Also, “case” might be seen as a bit inefficient. You could use a Hash
for better efficiency:

irb(main):004:0> sin = Hash.new {|h,x|
Math.sin(x)}.merge!(0=>0,Math::PI/2=>1,Math::PI=>0,Math::PI*3/4=>-1)
=> {0=>0, 1.5707963267948966=>1, 3.141592653589793=>0,
2.356194490192345=>-1}
irb(main):005:0> sin[Math::PI]
=> 0

Question is whether it’s worth the added overhead. For all values not
“prior known” you get the old behavior anyway. And if you want nice
(rounded) output, there’s printf (see below).

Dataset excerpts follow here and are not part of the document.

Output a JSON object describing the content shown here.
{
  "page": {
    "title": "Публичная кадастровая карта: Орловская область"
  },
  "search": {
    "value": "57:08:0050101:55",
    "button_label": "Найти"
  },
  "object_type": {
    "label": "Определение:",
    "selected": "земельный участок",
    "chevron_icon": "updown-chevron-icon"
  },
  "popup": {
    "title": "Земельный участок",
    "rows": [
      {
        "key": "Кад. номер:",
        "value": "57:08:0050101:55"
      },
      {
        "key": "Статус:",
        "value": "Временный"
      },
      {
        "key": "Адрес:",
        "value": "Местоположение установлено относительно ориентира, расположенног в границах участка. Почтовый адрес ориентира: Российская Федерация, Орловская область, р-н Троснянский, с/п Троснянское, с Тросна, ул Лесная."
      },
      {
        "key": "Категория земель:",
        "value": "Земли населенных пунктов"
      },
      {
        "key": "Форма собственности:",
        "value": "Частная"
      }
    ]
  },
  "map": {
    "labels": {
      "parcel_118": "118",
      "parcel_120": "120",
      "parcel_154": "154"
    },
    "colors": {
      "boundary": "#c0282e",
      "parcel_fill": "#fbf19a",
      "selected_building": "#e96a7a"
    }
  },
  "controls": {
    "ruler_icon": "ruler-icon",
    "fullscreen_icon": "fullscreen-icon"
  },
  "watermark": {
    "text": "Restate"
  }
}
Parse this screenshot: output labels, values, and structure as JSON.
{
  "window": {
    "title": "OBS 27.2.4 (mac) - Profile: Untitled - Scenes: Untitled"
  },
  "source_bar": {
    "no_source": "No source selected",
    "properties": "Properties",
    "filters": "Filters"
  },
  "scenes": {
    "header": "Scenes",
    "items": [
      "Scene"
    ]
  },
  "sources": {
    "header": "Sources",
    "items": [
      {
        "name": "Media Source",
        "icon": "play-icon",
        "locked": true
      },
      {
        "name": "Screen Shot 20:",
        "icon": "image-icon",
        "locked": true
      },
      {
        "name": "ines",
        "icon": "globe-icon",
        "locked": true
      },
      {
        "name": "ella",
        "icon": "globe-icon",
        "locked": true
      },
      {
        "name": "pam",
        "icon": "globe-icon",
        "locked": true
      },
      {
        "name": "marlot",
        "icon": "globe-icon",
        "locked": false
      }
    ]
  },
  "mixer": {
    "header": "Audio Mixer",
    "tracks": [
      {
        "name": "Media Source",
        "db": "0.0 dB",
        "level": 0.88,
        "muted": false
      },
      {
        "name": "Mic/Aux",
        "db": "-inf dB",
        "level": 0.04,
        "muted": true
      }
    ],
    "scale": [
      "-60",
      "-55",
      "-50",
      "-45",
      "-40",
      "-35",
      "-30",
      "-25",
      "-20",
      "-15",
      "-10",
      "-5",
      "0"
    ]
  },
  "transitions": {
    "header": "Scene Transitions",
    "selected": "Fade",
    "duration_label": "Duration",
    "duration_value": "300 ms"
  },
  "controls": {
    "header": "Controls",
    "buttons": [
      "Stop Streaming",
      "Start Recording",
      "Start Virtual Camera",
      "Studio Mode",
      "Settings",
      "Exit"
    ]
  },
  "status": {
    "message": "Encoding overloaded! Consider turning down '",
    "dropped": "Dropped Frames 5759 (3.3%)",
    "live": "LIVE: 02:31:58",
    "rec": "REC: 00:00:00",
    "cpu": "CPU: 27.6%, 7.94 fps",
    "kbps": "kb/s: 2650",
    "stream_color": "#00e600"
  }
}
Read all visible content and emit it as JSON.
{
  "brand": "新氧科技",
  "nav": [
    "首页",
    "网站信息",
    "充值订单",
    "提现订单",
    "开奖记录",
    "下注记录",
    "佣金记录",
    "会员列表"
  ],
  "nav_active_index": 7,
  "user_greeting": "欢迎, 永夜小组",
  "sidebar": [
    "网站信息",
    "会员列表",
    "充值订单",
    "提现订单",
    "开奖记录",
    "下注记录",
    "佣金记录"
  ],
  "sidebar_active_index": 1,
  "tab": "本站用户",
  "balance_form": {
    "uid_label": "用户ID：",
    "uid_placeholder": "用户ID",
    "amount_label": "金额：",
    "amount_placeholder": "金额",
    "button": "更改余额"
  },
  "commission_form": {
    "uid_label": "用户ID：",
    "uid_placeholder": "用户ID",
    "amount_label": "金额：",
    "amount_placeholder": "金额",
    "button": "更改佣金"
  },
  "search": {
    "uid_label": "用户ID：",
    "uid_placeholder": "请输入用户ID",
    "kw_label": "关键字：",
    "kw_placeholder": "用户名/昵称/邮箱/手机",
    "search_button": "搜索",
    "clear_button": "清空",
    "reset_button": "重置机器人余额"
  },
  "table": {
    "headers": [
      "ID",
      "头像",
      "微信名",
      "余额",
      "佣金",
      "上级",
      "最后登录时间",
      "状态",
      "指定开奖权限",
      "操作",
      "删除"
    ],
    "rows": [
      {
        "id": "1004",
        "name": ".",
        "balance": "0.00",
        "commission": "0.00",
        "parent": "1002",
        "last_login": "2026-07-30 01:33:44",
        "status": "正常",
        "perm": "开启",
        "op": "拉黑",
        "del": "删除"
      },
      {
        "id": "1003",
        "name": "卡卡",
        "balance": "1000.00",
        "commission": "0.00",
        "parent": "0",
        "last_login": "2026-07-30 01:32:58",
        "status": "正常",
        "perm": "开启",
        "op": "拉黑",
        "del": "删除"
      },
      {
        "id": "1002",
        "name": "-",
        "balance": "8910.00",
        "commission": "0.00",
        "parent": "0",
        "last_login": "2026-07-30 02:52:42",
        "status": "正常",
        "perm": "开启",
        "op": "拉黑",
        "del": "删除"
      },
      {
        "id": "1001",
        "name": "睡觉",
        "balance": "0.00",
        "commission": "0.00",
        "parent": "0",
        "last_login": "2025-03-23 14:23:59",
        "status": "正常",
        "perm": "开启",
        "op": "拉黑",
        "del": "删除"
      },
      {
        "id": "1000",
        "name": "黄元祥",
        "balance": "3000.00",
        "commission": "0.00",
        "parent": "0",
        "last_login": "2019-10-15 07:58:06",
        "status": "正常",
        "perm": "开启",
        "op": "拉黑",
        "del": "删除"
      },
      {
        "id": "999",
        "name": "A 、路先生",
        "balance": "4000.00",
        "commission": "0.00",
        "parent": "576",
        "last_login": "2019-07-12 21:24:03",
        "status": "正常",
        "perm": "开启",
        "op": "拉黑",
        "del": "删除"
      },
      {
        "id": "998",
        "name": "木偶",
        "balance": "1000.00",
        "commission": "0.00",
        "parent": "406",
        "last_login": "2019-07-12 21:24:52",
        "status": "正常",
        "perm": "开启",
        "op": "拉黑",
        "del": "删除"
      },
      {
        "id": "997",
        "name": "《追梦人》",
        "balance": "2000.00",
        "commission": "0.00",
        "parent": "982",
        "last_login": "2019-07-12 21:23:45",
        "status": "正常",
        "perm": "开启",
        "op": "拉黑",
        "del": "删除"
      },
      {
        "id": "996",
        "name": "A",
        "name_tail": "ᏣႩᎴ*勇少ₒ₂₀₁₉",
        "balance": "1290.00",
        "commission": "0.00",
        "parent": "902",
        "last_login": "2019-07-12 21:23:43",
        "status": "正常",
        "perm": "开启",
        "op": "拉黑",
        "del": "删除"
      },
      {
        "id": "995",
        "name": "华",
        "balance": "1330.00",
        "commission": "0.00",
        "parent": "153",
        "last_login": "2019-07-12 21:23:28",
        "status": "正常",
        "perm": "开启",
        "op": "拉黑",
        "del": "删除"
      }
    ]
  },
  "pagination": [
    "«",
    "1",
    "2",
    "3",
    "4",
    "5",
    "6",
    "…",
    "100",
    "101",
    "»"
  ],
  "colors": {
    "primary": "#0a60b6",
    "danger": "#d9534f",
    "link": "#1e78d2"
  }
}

Also, resorting to computation sometimes doesn’t yield
perfect results as known/anticipated. Example:
(environment: ruby 2.0.0p247 (2013-06-27 revision 41674)
[x86_64-darwin12.4.0])

$ ruby -e “puts Math.sin(Math::PI) # I expect 0”
1.2246467991473532e-16

Yes, but

$ ruby -e ‘printf “%.3f\n”, Math.sin(Math::PI)’
0.000

You may be able to use to good effect in your programs.

Hm…

Cheers

robert

Robert K. wrote in post #1122887:

On Mon, Sep 30, 2013 at 5:33 AM, Naga V. [email protected]
wrote:

Also, resorting to computation sometimes doesn’t yield
perfect results as known/anticipated. Example:
(environment: ruby 2.0.0p247 (2013-06-27 revision 41674)
[x86_64-darwin12.4.0])

$ ruby -e “puts Math.sin(Math::PI) # I expect 0”
1.2246467991473532e-16

Yes, but

$ ruby -e ‘printf “%.3f\n”, Math.sin(Math::PI)’
0.000

And even more to the point:

irb(main):0> printf ‘%.15f’, Math.sin(Math::PI)
0.000000000000000

That’s pretty damn close to 0, if you ask me. And if you want to to be
closer:

irb> require ‘bigdecimal’
irb> require ‘bigdecimal/math’
irb> s = BigMath.sin BigMath.PI(1000), 1000
=> #<BigDecimal:15e0f88,’-0.2689451280 5027876503 4668568112 3104626557
2061945196 3039291663 6186366058 1142512668 9630473349 9820495715
1460161087 1416135178 9643003569 7962658932 1349284854 3949064332
2231580786 1782810477 7802537839 7894670545 7187191875 5140592572
2997079271 1467022134 0051624503 9392256267 7538151880 7356193539
4778247007 1704751775 7803001673 0208580982 0134020955 3401193823
2545853466 5213952486 4740472330 3188330824 8018302374 4330382467
8316579518 9813958658 9343529894 8381551772 6329374998 6826958535
2224777855 5844762013 8314549698 6911071442 1532097170 8417746277
2511648311 0416694837 3357370089 2901399127 4605931619 4978883979
4312388437 8581659915 4672899820 9925716083 5388463613 9685203353
5314325878 5756987635 9416315120 5829003988 8531954939 9173477868
5451489623 3195503850 1090751953 3326386266 9317789620 1846949099
8480102044 7147268693 9451391849 4369207480 6337161738 6538414681
4938615648 8539725637 9951290968 9460331883 5099541436 4605805376
0861991522 2911773841 3095486208 8661258701 0301543689 7327349237
4898748746 0207218665 2496099510 7075139899 5717871356 5255356832
2607876419 7170912949 6015774027 191E-1015’,1044(2295)>

I’m pretty sure that if I specify PI to a thousand decimal places, and
instruct the library to calculate sin to a thousand decimal places, and
it gives me a 1015 zeroes after the decimal point, that’s a zero.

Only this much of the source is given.